A Summary of Peculiarities in various OpenCL Implementations

[[!toc ]]

Apple

  • Caches compiled binaries based on hash of source code, not taking into account included files. Suggested workaround: Run the command: "sudo killall cvmsServ" from the command line (or in a script) to clear the cache before compiling.
  • Will not accept the preprocessor option '-DNAME=VALUE'. This is in line with the CL standard, but not common practice. Use '-D NAME=VALUE' instead.

Apple, Compiling outside Xcode

Change the compiler LDFLAGS from "-lOpenCL" to "-framework OpenCL".

Apple, CPU

Only allows one work item per work group. (mapping to one thread per CPU)

AMD, CPU

Unlike Apple's CPU implementation, AMD does allow multiple work items in a work group on the CPU. It does not appear as if that mapping is particularly efficient, but details aren't yet known.

AMD, 4xxx-generation GPUs

If barrier() is used, work group sizes cannot exceed 64 items.

Nvidia, GPU

The hardware is capable of binding samplers to linear chunks of memory to enable an extra layer of caching.
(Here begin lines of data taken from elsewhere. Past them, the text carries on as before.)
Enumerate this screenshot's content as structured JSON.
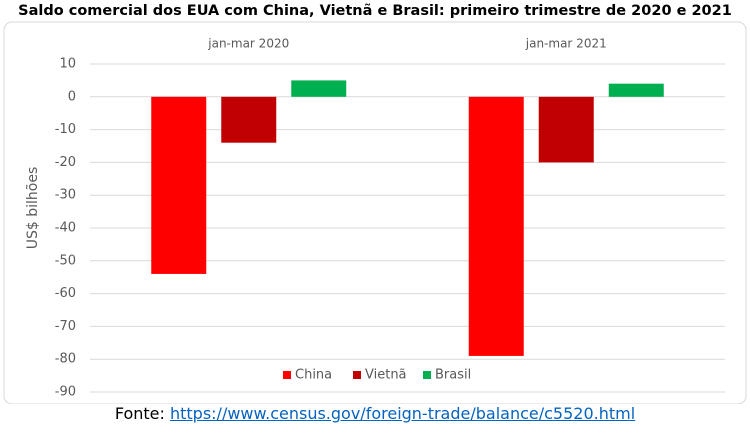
{
  "chart_data": {
    "type": "bar",
    "title": "Saldo comercial dos EUA com China, Vietnã e Brasil: primeiro trimestre de 2020 e 2021",
    "y_label": "US$ bilhões",
    "categories": [
      "jan-mar 2020",
      "jan-mar 2021"
    ],
    "series": [
      {
        "name": "China",
        "color": "#ff0000",
        "values": [
          -54,
          -79
        ]
      },
      {
        "name": "Vietnã",
        "color": "#c00000",
        "values": [
          -14,
          -20
        ]
      },
      {
        "name": "Brasil",
        "color": "#00b050",
        "values": [
          5,
          4
        ]
      }
    ],
    "ylim": [
      -90,
      10
    ],
    "yticks": [
      10,
      0,
      -10,
      -20,
      -30,
      -40,
      -50,
      -60,
      -70,
      -80,
      -90
    ],
    "grid": true,
    "legend": "bottom"
  },
  "footer": {
    "label": "Fonte:",
    "url": "https://www.census.gov/foreign-trade/balance/c5520.html"
  }
}
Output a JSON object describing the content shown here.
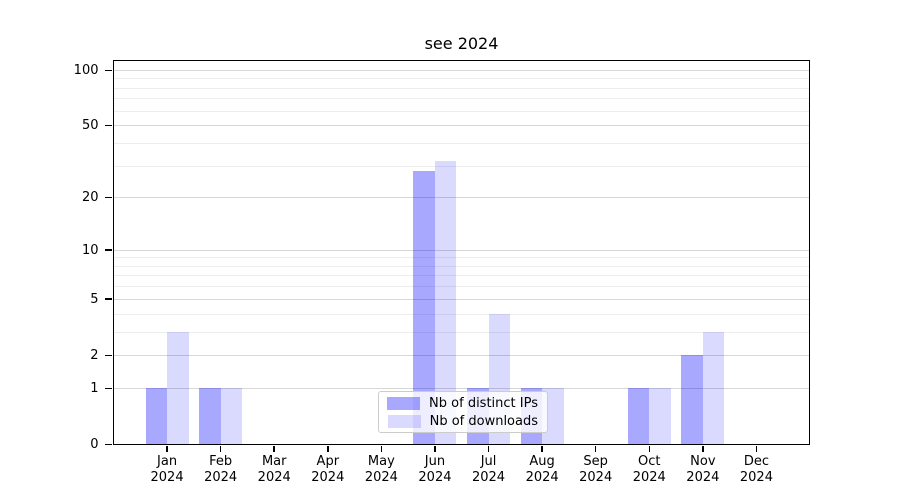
{
  "chart_data": {
    "type": "bar",
    "title": "see 2024",
    "categories": [
      "Jan",
      "Feb",
      "Mar",
      "Apr",
      "May",
      "Jun",
      "Jul",
      "Aug",
      "Sep",
      "Oct",
      "Nov",
      "Dec"
    ],
    "category_year": "2024",
    "series": [
      {
        "name": "Nb of distinct IPs",
        "color": "#0000ff",
        "alpha": 0.34,
        "values": [
          1,
          1,
          0,
          0,
          0,
          28,
          1,
          1,
          0,
          1,
          2,
          0
        ]
      },
      {
        "name": "Nb of downloads",
        "color": "#0000ff",
        "alpha": 0.145,
        "values": [
          3,
          1,
          0,
          0,
          0,
          32,
          4,
          1,
          0,
          1,
          3,
          0
        ]
      }
    ],
    "xlabel": "",
    "ylabel": "",
    "yscale": "log1p",
    "yticks": [
      0,
      1,
      2,
      5,
      10,
      20,
      50,
      100
    ],
    "minor_gridlines": [
      3,
      4,
      6,
      7,
      8,
      9,
      30,
      40,
      60,
      70,
      80,
      90
    ],
    "ylim": [
      0,
      113
    ],
    "grid": true,
    "legend_position": "lower center",
    "background_color": "#ffffff",
    "gridline_major_color": "#d7d7d7",
    "gridline_minor_color": "#ededed"
  }
}
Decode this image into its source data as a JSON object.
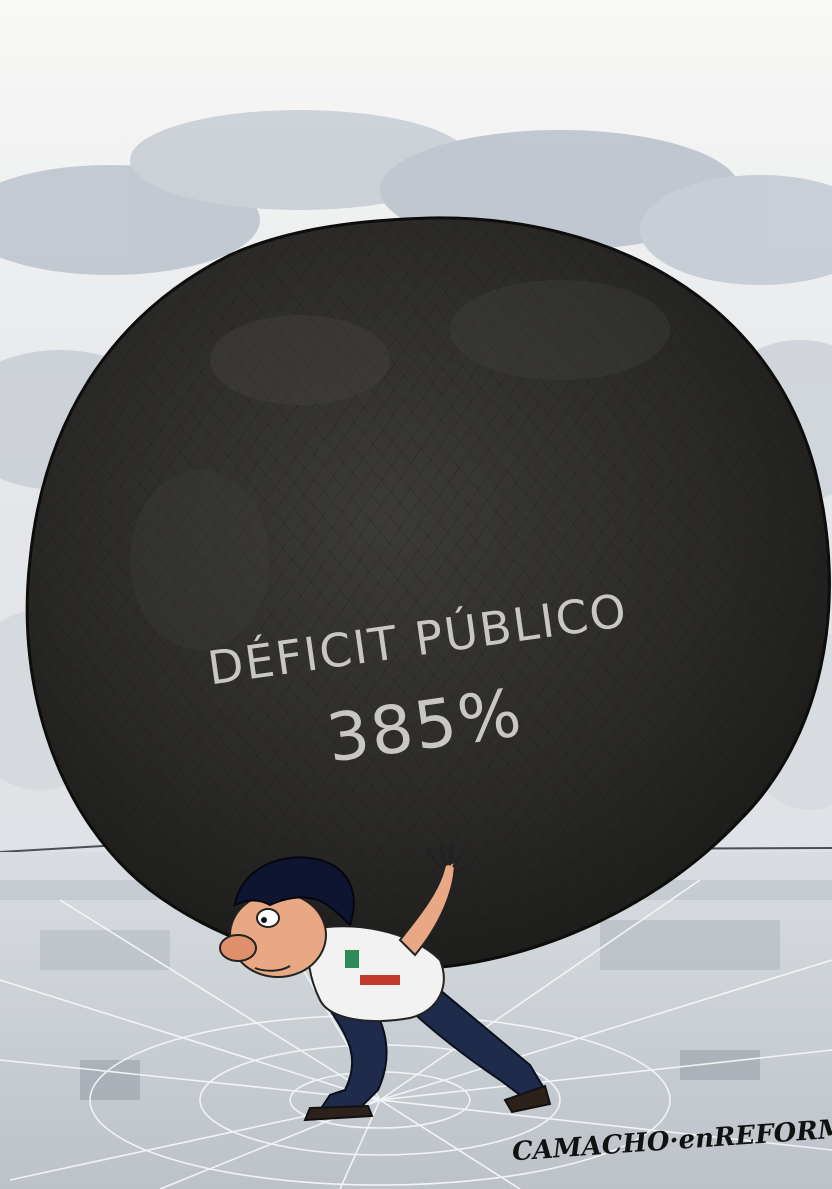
{
  "cartoon": {
    "boulder_label": "DÉFICIT PÚBLICO",
    "boulder_value": "385%",
    "signature": "CAMACHO·enREFORMA"
  },
  "colors": {
    "sky_top": "#f7f7f5",
    "sky_clouds": "#b9c1cb",
    "boulder": "#2a2a28",
    "boulder_text": "#c9c7c2",
    "ground": "#c7ccd1",
    "shirt": "#f2f2f2",
    "pants": "#1f2b4a",
    "hair": "#0f1430",
    "skin": "#e7a883"
  }
}
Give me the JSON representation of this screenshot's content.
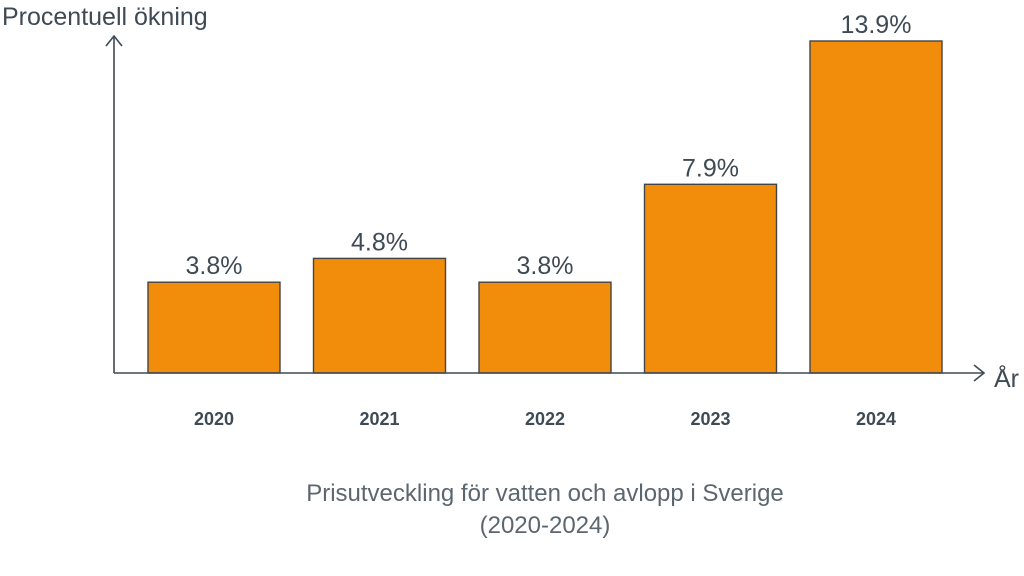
{
  "chart_data": {
    "type": "bar",
    "categories": [
      "2020",
      "2021",
      "2022",
      "2023",
      "2024"
    ],
    "values": [
      3.8,
      4.8,
      3.8,
      7.9,
      13.9
    ],
    "value_labels": [
      "3.8%",
      "4.8%",
      "3.8%",
      "7.9%",
      "13.9%"
    ],
    "title": "Prisutveckling för vatten och avlopp i Sverige",
    "subtitle": "(2020-2024)",
    "xlabel": "År",
    "ylabel": "Procentuell ökning",
    "ylim": [
      0,
      13.9
    ],
    "grid": false,
    "legend": "none"
  },
  "colors": {
    "bar": "#f28c0b",
    "bar_stroke": "#444444",
    "text": "#3e4a54",
    "title_text": "#5b6770"
  }
}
This functionality is not available from OpenCL. (Note that this is less relevant on Fermi-class chips, which have more caches in all data paths.) (This is addressed in OpenCL 1.2, but Nvidia GPUs don't seem to support that.)

Similarly to Apple, caches compiled binaries based on hash of source code, not taking into account included files (may be older driver versions).